I'm learning about deformation retract and have this problem as an exercise:
let :
$$V:=\left\{(x, y, z) \in \mathbb{R}^{3} / x^{2}+y^{2} \neq 0\right\}$$
Show that $W:=\left\{(x, y, 0) / x^{2}+y^{2}=1\right\}$ is a retract by deformation of V
If you can help me I will thankful to you.

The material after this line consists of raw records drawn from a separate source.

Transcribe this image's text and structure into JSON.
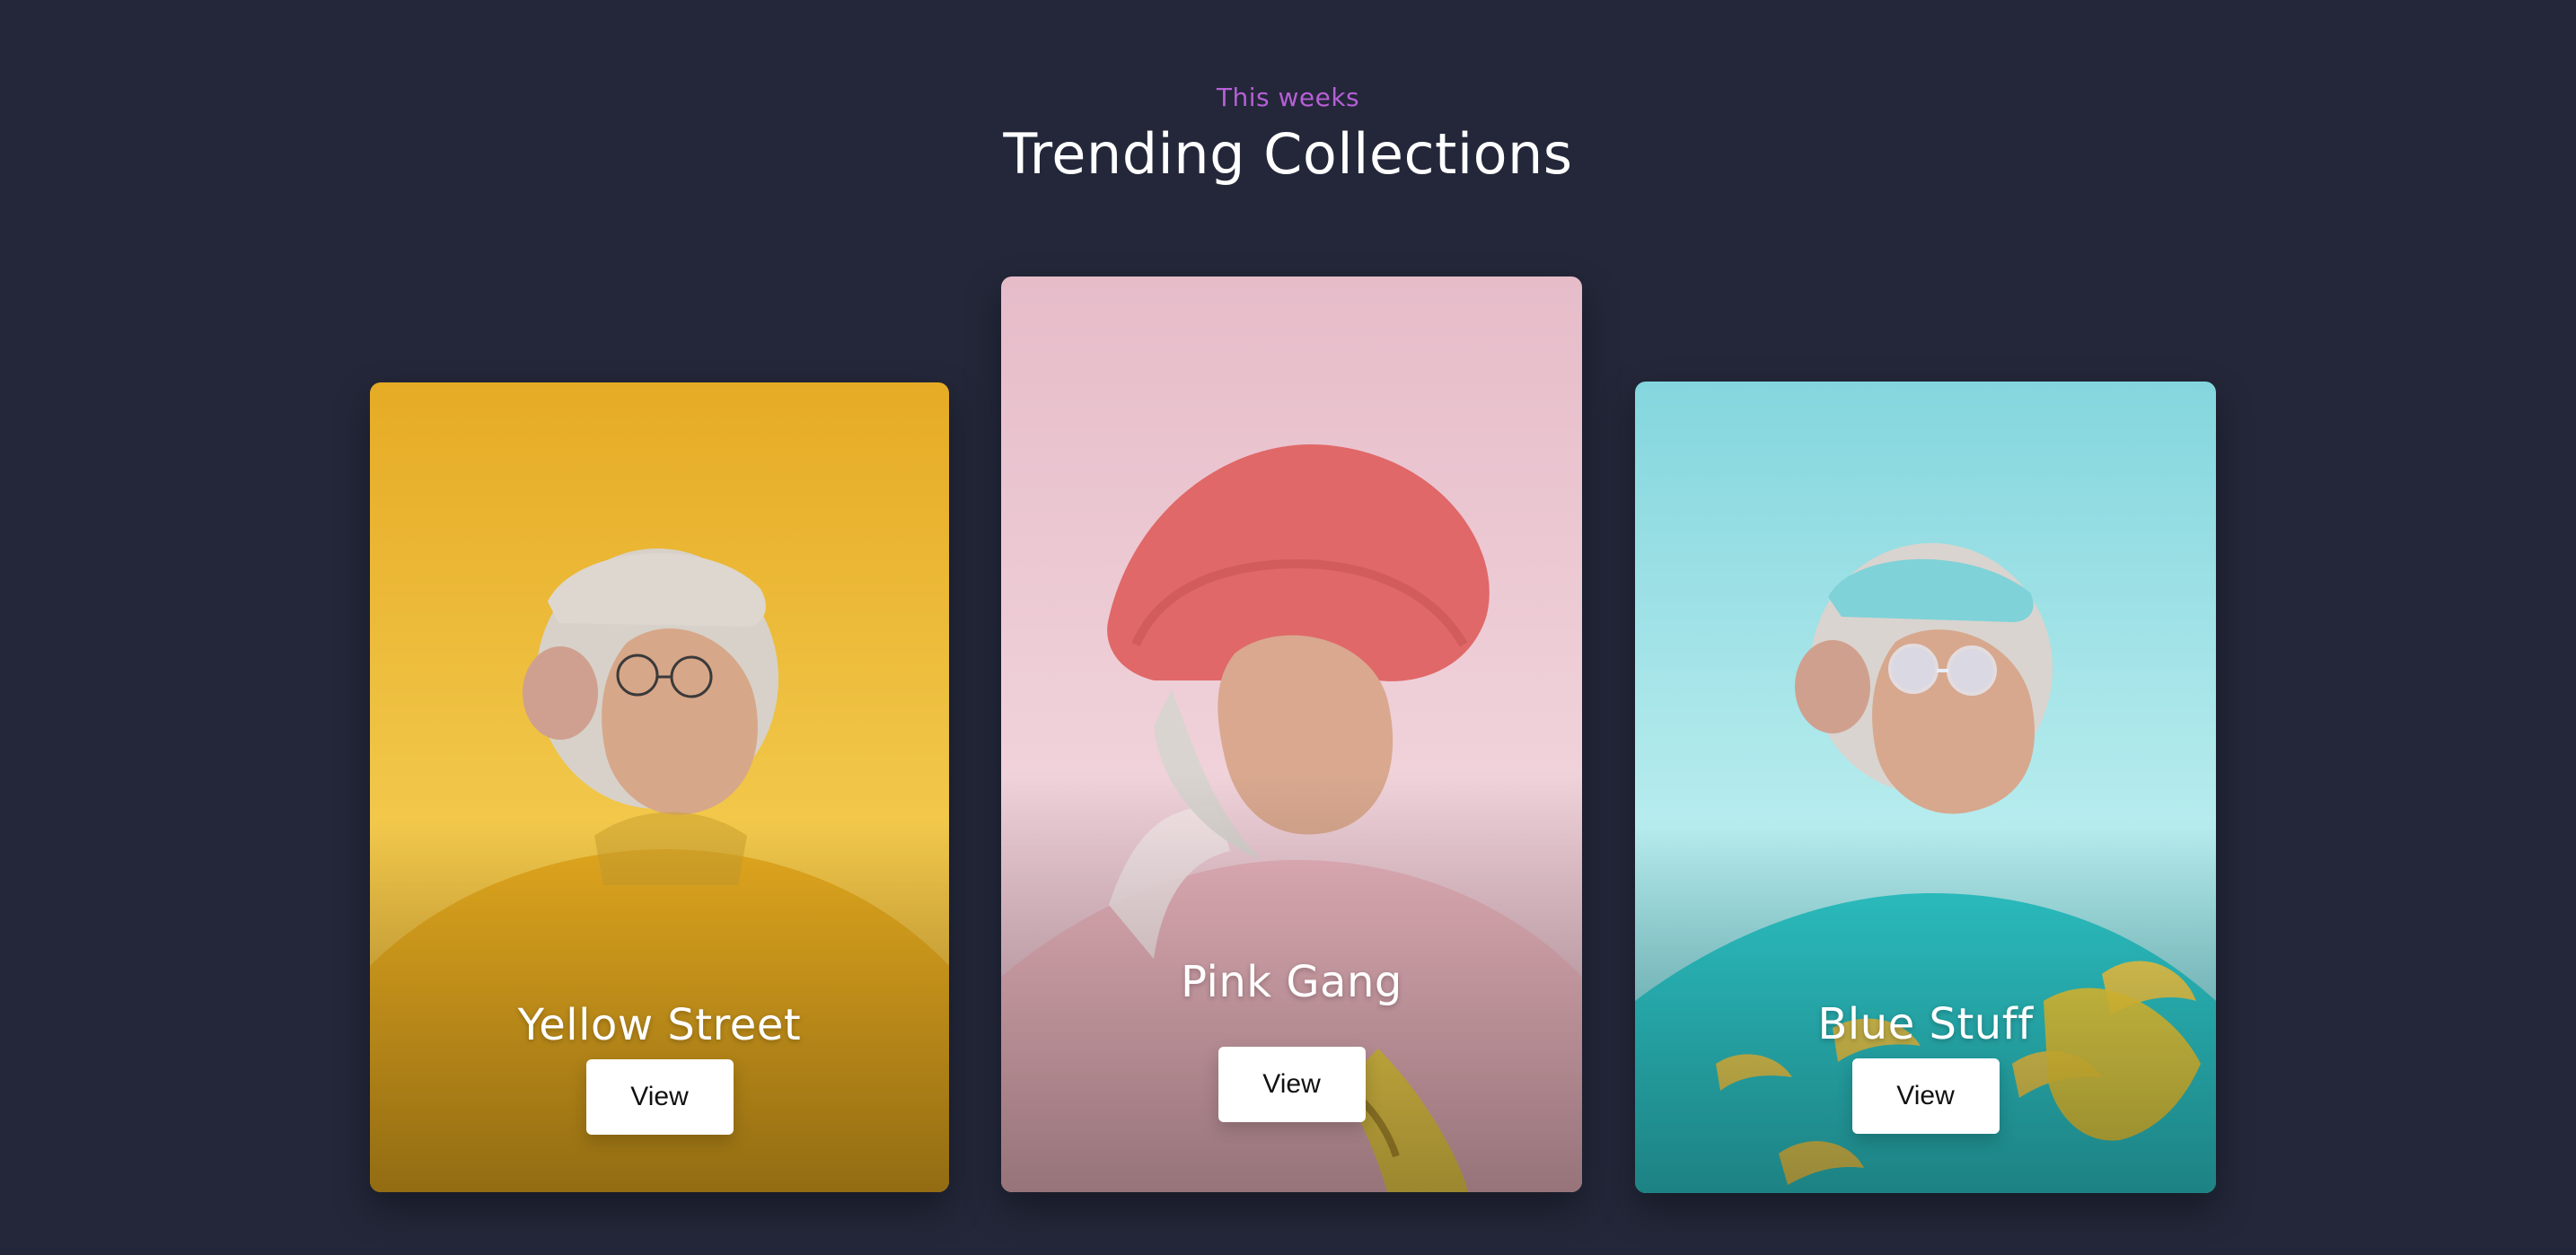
{
  "header": {
    "eyebrow": "This weeks",
    "title": "Trending Collections"
  },
  "cards": [
    {
      "name": "Yellow Street",
      "button_label": "View",
      "colors": {
        "top": "#e3a927",
        "mid": "#f2c84a",
        "bottom": "#d3a22c",
        "accent": "#f2c84a"
      },
      "art": "ape-yellow-cap-glasses-jacket"
    },
    {
      "name": "Pink Gang",
      "button_label": "View",
      "colors": {
        "top": "#e6bcc8",
        "mid": "#f0d2da",
        "bottom": "#d5a5b2",
        "accent": "#e86a6a"
      },
      "art": "ape-pink-bucket-hat-banana"
    },
    {
      "name": "Blue Stuff",
      "button_label": "View",
      "colors": {
        "top": "#86d7de",
        "mid": "#b8ecee",
        "bottom": "#5bc3c8",
        "accent": "#2ec9c9"
      },
      "art": "ape-blue-banana-shirt-glasses"
    }
  ]
}
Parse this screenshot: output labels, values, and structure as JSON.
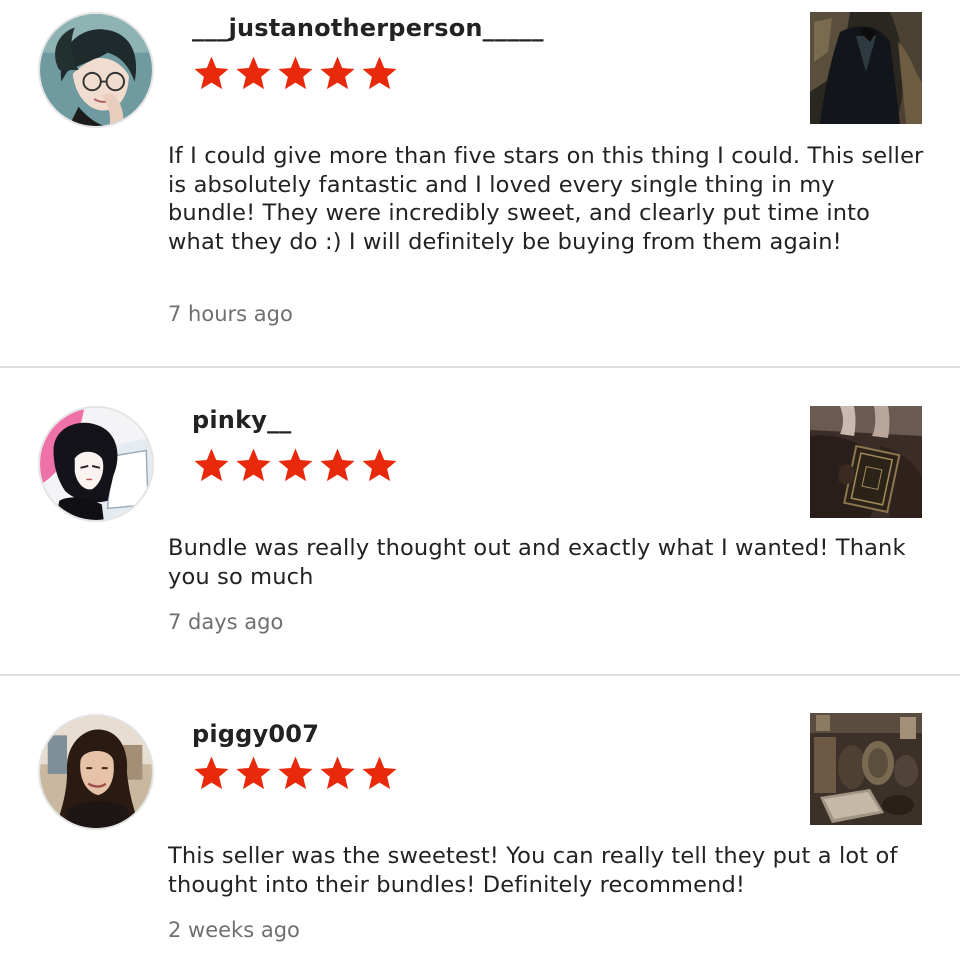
{
  "colors": {
    "star": "#e8290b",
    "text": "#222222",
    "muted": "#6f6f6f",
    "divider": "#dddddd"
  },
  "reviews": [
    {
      "username": "___justanotherperson_____",
      "rating": 5,
      "text": "If I could give more than five stars on this thing I could. This seller is absolutely fantastic and I loved every single thing in my bundle! They were incredibly sweet, and clearly put time into what they do :) I will definitely be buying from them again!",
      "time": "7 hours ago",
      "avatar_icon": "anime-man-glasses-avatar",
      "thumbnail_icon": "dark-jacket-photo"
    },
    {
      "username": "pinky__",
      "rating": 5,
      "text": "Bundle was really thought out and exactly what I wanted! Thank you so much",
      "time": "7 days ago",
      "avatar_icon": "anime-girl-pink-avatar",
      "thumbnail_icon": "book-in-hands-photo"
    },
    {
      "username": "piggy007",
      "rating": 5,
      "text": "This seller was the sweetest! You can really tell they put a lot of thought into their bundles! Definitely recommend!",
      "time": "2 weeks ago",
      "avatar_icon": "woman-portrait-avatar",
      "thumbnail_icon": "vintage-objects-photo"
    }
  ]
}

It might be helpful to visualize it: $V$ is the $\Bbb R^3$ without the $z$-axis and $W$ is the circle with radius $1$ and center $(0,0,0)$ inside the $x$-$y$-plane. Define the map $r:V\to W$ by first "flattening", i.e setting the $z$-coordinate $=0$, and then contracting everything to the circle along rays: $$r(x,y,z)=\frac{1}{\sqrt{x^2+y^2}}(x,y,0)$$ Show that this is a retraction. Now construct a homotopy between the identity on $V$ and $r$. You can do that in the simplest possible way, i.e. connecting two points $x$ and $r(x)$ via a straight line (why?).
Edit: A homotopy between $\operatorname{id}_V$ and $r$ (or more formally between $\operatorname{id}_V$ and $j\circ r$ where $j:W\hookrightarrow V$ is the inclusion) can be defined as follows:\begin{align*} H:V\times[0,1]&\to V\\ (x,t)&\mapsto (1-t)x+t\cdot r(x) \end{align*} I.e. $H(x,t)$ is the point on the straight line between $x$ and $r(x)$ linearly parameterized by $t$. Now check what you get for $t=0,1$ and that the homotopy is indeed inside $V$.